En realidad que meter mentiras o fingir, son recursos que pueden volverse contraproducentes.
Un amigo mío llamado Leobaldo se trazó ponerse en dinero fácil, y para ello, consiguió prestado un bastón, que le serviría de guía, y haciendo creer que había quedado ciego, aprovechar la caridad de sus amigos.
Se puso de acuerdo con un amigo, quien lo llevaría al centro como especie de lazarillo, y este le amarró un pañuelo en los ojos.
La primera experiencia fue fatal pues cuando iba a cruzar una esquina, le dio con el bastón en el hocico a un perro bravísimo, y al descubrirlo, se desprendió del pañuelo, tiró el bastón y se fue aterrorizado con el perro ladrándole a pocos metros.
Al siguiente día, le pidió a su amigo que lo ubicara cerca de una heladería. Así lo hizo. Pero cuando iba a cruzar otra esquina, se topó con una doñita, que tenía una llaga. Y allí precisamente, atinó el hombre a darle con la punta del bastón.

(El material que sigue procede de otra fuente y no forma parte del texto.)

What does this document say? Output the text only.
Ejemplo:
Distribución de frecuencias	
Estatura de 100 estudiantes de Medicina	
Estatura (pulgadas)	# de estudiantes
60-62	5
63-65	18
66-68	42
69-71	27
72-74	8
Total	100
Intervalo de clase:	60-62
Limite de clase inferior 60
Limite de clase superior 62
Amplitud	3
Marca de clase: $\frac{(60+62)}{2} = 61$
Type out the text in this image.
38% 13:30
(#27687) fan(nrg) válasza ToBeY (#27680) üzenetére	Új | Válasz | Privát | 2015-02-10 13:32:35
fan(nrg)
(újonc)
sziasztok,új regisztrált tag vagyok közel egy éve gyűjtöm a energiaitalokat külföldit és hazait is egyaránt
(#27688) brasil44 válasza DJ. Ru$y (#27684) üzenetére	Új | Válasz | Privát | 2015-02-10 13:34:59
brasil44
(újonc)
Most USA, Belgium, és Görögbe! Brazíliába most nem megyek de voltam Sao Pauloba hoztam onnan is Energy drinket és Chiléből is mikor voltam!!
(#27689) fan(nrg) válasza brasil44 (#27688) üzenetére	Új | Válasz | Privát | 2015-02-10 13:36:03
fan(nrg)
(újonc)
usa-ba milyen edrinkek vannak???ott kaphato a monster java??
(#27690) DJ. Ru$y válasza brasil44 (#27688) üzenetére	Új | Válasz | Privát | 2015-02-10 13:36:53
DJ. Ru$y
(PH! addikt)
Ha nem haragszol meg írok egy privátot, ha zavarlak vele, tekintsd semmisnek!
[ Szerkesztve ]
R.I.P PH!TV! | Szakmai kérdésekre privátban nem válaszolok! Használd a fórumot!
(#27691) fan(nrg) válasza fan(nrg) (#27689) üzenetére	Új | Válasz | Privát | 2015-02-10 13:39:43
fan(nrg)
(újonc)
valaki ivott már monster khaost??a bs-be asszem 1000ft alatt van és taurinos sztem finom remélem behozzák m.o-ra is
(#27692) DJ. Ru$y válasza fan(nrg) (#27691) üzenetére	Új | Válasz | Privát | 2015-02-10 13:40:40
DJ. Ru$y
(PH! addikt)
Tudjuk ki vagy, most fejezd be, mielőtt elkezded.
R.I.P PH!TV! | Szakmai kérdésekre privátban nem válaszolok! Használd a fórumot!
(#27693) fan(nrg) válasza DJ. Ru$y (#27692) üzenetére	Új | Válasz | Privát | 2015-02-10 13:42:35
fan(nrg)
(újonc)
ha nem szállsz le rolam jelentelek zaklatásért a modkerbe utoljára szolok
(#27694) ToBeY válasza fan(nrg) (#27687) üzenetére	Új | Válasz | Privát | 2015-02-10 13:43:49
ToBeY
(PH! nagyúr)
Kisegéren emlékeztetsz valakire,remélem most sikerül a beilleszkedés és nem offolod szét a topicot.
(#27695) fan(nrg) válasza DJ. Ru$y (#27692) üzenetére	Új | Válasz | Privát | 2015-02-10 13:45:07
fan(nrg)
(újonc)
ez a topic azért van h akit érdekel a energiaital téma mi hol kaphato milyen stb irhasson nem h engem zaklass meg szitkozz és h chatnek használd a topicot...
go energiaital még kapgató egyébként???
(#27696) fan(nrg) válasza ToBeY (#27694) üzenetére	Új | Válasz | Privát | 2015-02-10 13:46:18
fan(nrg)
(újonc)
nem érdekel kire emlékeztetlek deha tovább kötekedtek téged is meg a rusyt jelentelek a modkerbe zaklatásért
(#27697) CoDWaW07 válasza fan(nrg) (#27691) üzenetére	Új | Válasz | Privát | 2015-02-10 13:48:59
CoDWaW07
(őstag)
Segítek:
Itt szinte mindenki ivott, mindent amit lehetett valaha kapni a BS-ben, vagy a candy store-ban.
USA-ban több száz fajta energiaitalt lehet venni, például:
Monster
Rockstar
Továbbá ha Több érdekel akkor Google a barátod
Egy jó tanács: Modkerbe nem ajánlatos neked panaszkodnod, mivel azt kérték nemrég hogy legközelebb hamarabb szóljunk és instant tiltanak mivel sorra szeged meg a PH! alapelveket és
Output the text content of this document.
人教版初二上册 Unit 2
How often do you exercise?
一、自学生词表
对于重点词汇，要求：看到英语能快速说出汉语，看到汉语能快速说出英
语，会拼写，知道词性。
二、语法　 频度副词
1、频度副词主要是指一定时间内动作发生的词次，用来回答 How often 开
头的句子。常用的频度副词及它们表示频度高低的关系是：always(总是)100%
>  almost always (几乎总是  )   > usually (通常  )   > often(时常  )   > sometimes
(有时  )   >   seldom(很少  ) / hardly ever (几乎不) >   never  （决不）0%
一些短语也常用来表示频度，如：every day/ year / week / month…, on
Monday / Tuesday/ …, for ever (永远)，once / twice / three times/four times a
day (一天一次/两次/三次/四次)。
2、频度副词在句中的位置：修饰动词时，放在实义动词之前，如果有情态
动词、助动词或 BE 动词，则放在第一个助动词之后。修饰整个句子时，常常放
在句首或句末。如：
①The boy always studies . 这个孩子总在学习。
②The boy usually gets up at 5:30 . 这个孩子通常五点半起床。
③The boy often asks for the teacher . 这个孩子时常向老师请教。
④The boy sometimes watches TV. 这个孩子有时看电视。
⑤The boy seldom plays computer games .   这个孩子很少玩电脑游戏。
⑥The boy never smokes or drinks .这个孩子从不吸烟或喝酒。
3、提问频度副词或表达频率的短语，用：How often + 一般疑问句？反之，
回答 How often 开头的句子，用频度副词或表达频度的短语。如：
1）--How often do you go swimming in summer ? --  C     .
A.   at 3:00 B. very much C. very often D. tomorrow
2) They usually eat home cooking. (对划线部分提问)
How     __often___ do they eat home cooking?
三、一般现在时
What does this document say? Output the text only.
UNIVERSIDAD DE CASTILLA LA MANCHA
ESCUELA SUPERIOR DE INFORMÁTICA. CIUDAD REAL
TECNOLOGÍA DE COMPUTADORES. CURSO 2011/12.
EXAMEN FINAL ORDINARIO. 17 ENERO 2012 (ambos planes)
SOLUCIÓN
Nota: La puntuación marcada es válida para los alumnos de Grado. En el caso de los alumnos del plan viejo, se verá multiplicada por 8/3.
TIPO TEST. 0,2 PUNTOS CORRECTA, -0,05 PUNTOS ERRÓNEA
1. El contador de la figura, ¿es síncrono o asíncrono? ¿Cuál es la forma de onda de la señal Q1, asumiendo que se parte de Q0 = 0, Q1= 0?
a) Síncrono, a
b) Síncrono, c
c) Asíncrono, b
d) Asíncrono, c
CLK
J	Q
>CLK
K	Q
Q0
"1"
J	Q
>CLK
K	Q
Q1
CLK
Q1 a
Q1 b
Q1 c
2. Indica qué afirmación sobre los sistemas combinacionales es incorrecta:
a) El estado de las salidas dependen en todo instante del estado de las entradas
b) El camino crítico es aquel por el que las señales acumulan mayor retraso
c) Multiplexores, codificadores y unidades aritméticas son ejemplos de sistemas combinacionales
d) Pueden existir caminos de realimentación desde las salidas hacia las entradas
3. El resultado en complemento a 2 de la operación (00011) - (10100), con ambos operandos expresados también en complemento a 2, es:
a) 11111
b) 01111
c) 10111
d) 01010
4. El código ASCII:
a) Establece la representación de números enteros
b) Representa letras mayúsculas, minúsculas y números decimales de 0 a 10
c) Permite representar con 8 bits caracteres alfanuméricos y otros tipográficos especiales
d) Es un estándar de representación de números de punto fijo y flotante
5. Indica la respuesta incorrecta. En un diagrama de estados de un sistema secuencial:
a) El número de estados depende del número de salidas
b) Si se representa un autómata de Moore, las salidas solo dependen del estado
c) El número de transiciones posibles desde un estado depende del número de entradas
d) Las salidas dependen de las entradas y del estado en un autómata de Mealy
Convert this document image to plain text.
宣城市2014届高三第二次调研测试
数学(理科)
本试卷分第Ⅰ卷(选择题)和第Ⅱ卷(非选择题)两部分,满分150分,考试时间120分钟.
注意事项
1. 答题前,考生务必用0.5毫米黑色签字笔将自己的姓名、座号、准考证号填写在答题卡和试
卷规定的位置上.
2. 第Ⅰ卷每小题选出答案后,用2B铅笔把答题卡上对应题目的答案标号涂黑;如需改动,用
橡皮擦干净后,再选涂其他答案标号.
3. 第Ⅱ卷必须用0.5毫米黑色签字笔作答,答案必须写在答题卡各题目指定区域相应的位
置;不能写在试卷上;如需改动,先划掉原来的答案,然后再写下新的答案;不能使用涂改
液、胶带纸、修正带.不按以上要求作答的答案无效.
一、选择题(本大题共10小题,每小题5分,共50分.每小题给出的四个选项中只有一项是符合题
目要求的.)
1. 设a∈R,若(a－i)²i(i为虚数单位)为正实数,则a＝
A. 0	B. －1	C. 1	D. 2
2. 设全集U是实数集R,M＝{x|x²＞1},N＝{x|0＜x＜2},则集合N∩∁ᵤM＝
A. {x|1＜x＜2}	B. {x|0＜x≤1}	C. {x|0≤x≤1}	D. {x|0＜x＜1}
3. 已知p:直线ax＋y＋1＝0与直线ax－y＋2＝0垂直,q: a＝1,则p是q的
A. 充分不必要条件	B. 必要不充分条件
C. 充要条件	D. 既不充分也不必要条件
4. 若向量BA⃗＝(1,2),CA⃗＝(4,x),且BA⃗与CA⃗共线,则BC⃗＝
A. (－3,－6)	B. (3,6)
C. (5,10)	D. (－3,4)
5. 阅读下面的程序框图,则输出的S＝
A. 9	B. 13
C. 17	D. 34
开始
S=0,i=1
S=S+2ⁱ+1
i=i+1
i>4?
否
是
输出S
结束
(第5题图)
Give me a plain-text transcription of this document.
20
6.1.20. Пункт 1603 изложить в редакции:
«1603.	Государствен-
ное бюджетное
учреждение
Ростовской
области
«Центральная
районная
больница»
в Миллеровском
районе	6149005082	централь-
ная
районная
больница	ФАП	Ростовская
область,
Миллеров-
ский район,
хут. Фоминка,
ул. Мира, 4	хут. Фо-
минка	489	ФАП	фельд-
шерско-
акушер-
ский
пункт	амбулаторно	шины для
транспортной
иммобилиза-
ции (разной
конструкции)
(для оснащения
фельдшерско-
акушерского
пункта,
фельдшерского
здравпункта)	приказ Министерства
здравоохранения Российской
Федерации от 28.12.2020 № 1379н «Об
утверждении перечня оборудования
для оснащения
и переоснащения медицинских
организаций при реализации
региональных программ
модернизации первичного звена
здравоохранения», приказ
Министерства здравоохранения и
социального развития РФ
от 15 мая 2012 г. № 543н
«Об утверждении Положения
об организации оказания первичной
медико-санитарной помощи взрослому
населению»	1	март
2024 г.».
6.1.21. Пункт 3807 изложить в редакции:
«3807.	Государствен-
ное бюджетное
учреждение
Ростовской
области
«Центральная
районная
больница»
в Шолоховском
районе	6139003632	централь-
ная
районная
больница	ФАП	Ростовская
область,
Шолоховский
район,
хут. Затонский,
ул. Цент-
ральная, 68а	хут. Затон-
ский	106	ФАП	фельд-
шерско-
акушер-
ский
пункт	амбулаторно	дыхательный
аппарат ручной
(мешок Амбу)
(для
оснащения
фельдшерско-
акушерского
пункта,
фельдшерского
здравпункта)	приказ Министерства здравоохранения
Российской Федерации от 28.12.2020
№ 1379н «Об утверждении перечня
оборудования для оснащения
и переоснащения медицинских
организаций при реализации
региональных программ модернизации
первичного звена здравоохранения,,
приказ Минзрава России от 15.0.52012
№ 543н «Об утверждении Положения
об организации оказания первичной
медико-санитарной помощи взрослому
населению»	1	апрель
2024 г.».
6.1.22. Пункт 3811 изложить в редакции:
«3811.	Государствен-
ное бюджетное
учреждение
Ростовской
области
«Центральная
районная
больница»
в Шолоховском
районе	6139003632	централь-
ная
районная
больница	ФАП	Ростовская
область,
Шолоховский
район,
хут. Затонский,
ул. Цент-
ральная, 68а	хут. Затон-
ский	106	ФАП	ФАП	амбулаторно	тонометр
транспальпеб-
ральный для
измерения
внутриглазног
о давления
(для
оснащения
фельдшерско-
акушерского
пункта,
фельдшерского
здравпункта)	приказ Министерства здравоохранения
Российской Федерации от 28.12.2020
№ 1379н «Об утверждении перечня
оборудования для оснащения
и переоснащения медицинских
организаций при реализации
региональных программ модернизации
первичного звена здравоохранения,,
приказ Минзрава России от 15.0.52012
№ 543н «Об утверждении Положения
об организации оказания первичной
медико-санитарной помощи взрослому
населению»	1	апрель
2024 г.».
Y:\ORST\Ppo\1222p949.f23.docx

Le sonó conocida la voz de la doñita, y salió corriendo entre tropiezos y encontronazos con la gente.Pero no podía quitarse el pañuelo porque iba a ser reconocido.
La doñita corría detrás del hombre, que se descubrió uno de los ojos. Y cuando logró ver, supo que era ¡¡¡¡su propia suegra!!!
De más está decir que hasta entonces duraron los intentos de ganar dinero fácil del amigo Leobaldo.